Honors

Faculty milestones and accolades

John I. Allen, M.D., professor of internal medicine, was given the American Gastroenterological Association's highest honor, the Julius Friedenwald Medal. Presented annually since 1941, the medal recognizes a physician for lifelong contributions to the field of gastroenterology. Allen is also chief clinical officer of the U-M Medical School Medical Group.

Maria Castro, Ph.D., the R.C. Schneider Collegiate Professor, professor of neurosurgery, and professor of cell and developmental biology, became chair of the National Institutes of Health's Center for Scientific Review in the Clinical Neuroimmunology and Brain Tumors Study Section (through June 2020); chair of the American Society of Gene and Cell Therapy's Immune Responses to Gene and Cell Therapy Committee (through 2020); and co-chair of the Basic and Translational Aspects of Immunology and Gene and Cell Therapy's 2019 Scientific Symposium.

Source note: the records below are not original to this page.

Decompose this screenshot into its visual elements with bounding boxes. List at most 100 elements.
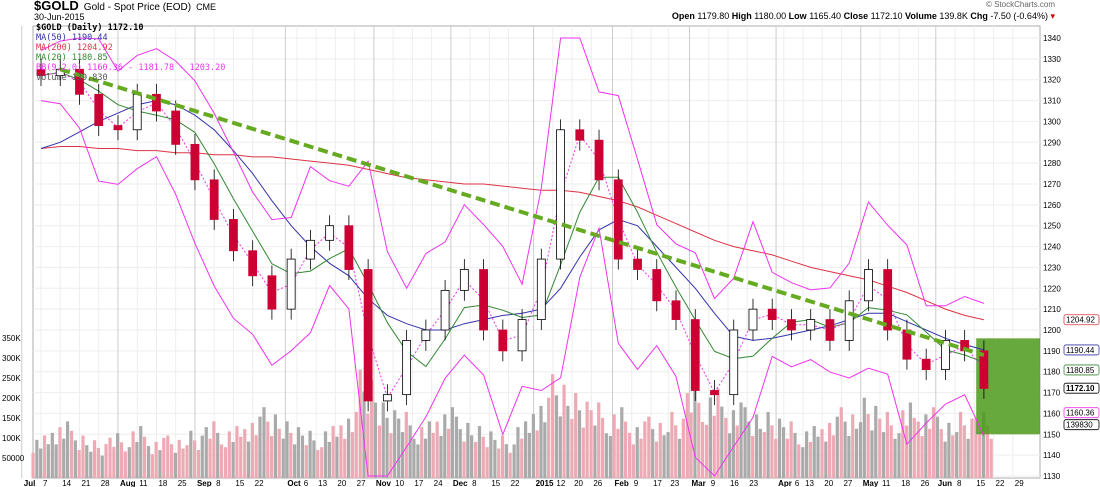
candle-body (517, 319, 527, 352)
volume-bar (966, 438, 970, 478)
y-tick-label: 1150 (1043, 430, 1061, 439)
volume-bar (693, 383, 697, 478)
candle-body (671, 300, 681, 320)
x-tick-label: 26 (920, 479, 929, 487)
volume-bar (728, 433, 732, 478)
y-tick-label: 1130 (1043, 472, 1061, 481)
x-tick-label: 20 (574, 479, 583, 487)
volume-bar (381, 402, 385, 478)
x-tick-label: 29 (1015, 479, 1024, 487)
credit: © StockCharts.com (985, 0, 1055, 9)
candle-body (767, 308, 777, 320)
volume-bar (543, 422, 547, 478)
candle-body (344, 225, 354, 270)
volume-bar (777, 418, 782, 478)
volume-bar (327, 441, 331, 478)
candle-body (556, 129, 565, 260)
volume-tick-label: 300K (2, 354, 21, 363)
x-tick-label: Oct (287, 479, 301, 487)
volume-bar (416, 444, 420, 478)
x-tick-label: Aug (120, 479, 136, 487)
volume-bar (593, 425, 597, 478)
last-value-label: 1204.92 (1066, 316, 1095, 325)
volume-bar (585, 401, 589, 478)
volume-bar (893, 438, 897, 478)
volume-bar (689, 412, 693, 478)
legend-main: $GOLD (Daily) 1172.10 (36, 23, 144, 33)
last-value-tag (1063, 407, 1100, 419)
x-tick-label: 20 (337, 479, 346, 487)
volume-bar (985, 425, 990, 478)
plot-area (32, 25, 1041, 479)
volume-bar (308, 430, 312, 478)
volume-bar (362, 391, 366, 478)
volume-bar (897, 433, 901, 478)
volume-bar (169, 444, 174, 478)
volume-bar (735, 425, 739, 478)
volume-bar (839, 407, 843, 478)
volume-bar (89, 451, 93, 478)
volume-bar (539, 405, 543, 478)
x-tick-label: 25 (178, 479, 187, 487)
volume-bar (820, 429, 824, 478)
x-tick-label: 13 (805, 479, 814, 487)
volume-bar (958, 411, 963, 478)
volume-bar (447, 428, 451, 478)
volume-bar (304, 445, 308, 478)
volume-bar (658, 422, 662, 478)
volume-bar (816, 436, 820, 478)
y-tick-label: 1220 (1043, 284, 1061, 293)
volume-tick-label: 50000 (2, 454, 25, 463)
candle-body (325, 225, 335, 241)
volume-bar (508, 452, 512, 478)
volume-bar (112, 446, 116, 478)
volume-bar (681, 418, 685, 478)
candle-body (440, 289, 450, 331)
volume-tick-label: 200K (2, 394, 21, 403)
volume-bar (489, 431, 493, 478)
x-tick-label: 7 (43, 479, 48, 487)
volume-bar (423, 438, 428, 478)
volume-bar (200, 435, 204, 478)
legend-bb: BB(9,2.0) 1160.36 - 1181.78 - 1203.20 (36, 63, 226, 73)
last-value-label: 1180.85 (1066, 366, 1095, 375)
volume-bar (974, 418, 978, 478)
last-value-label: 1172.10 (1066, 384, 1095, 393)
instrument-name: Gold - Spot Price (EOD) (83, 2, 192, 13)
volume-value: 139.8K (939, 11, 968, 21)
volume-bar (677, 438, 682, 478)
volume-bar (466, 422, 470, 478)
volume-bar (346, 418, 351, 478)
volume-tick-label: 100K (2, 434, 21, 443)
candle-body (883, 269, 893, 331)
volume-bar (512, 444, 516, 478)
x-tick-label: 22 (996, 479, 1005, 487)
volume-bar (493, 439, 497, 478)
candle-body (690, 319, 700, 391)
y-tick-label: 1190 (1043, 347, 1061, 356)
candle-body (171, 110, 181, 145)
volume-bar (481, 436, 485, 478)
volume-bar (146, 446, 151, 478)
volume-bar (970, 418, 974, 478)
volume-last-label: 139830 (1066, 421, 1093, 430)
x-tick-label: Feb (615, 479, 629, 487)
candle-body (267, 275, 277, 310)
volume-bar (262, 407, 266, 478)
volume-bar (227, 431, 231, 478)
volume-bar (385, 417, 389, 478)
volume-bar (500, 435, 505, 478)
volume-bar (962, 425, 966, 478)
volume-bar (939, 429, 943, 478)
volume-bar (235, 426, 239, 478)
last-value-tag (1063, 314, 1100, 326)
volume-bar (96, 447, 101, 478)
chart-title-row: $GOLD Gold - Spot Price (EOD) CME (34, 0, 216, 13)
volume-bar (604, 433, 608, 478)
volume-bar (785, 438, 789, 478)
volume-bar (712, 415, 716, 478)
volume-bar (81, 435, 85, 478)
volume-bar (108, 437, 112, 478)
volume-bar (397, 418, 401, 478)
volume-bar (662, 435, 666, 478)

Hope K. Haefner (M.D. 1985, Residency 1990), the Harold A. Furlong Professor of Women's Health in the Department of Obstetrics and Gynecology, received the 2019 American Society of Colposcopy and Cervical Pathology's Distinguished Service Award. This is the highest award offered by the society, and it is presented for outstanding service to the discipline of anogenital and HPV-related diseases.

Pedro Lowenstein, M.D., Ph.D., the Richard Schneider Collegiate Professor, professor of neurosurgery, and professor of cell and developmental biology, was named a fellow of the American Association for the Advancement of Science's Section on Neuroscience in 2018.

Howard Markel (M.D. 1986), Ph.D., the George E. Wantz Distinguished University Professor of the History of Medicine and director of the Center for the History of Medicine, received the 2019 Johns Hopkins School of Medicine's Distinguished Medical Alumnus Award. The award is the highest honor the institution bestows. Markel is also a professor of psychiatry, and of pediatrics and communicable diseases.

Linda Samuelson, Ph.D., the John A. Williams Collegiate Professor of Gastrointestinal Physiology and professor of internal medicine, was named president-elect of the American Physiology Society (APS) in 2019, and, in 2020, will become its 93rd president. She will give the society's 2020 Horace W. Davenport Distinguished Lectureship. Also the associate director of the Center for Organogenesis, Samuelson is the 11th member of the Department of Molecular and Integrative Physiology to serve as APS president.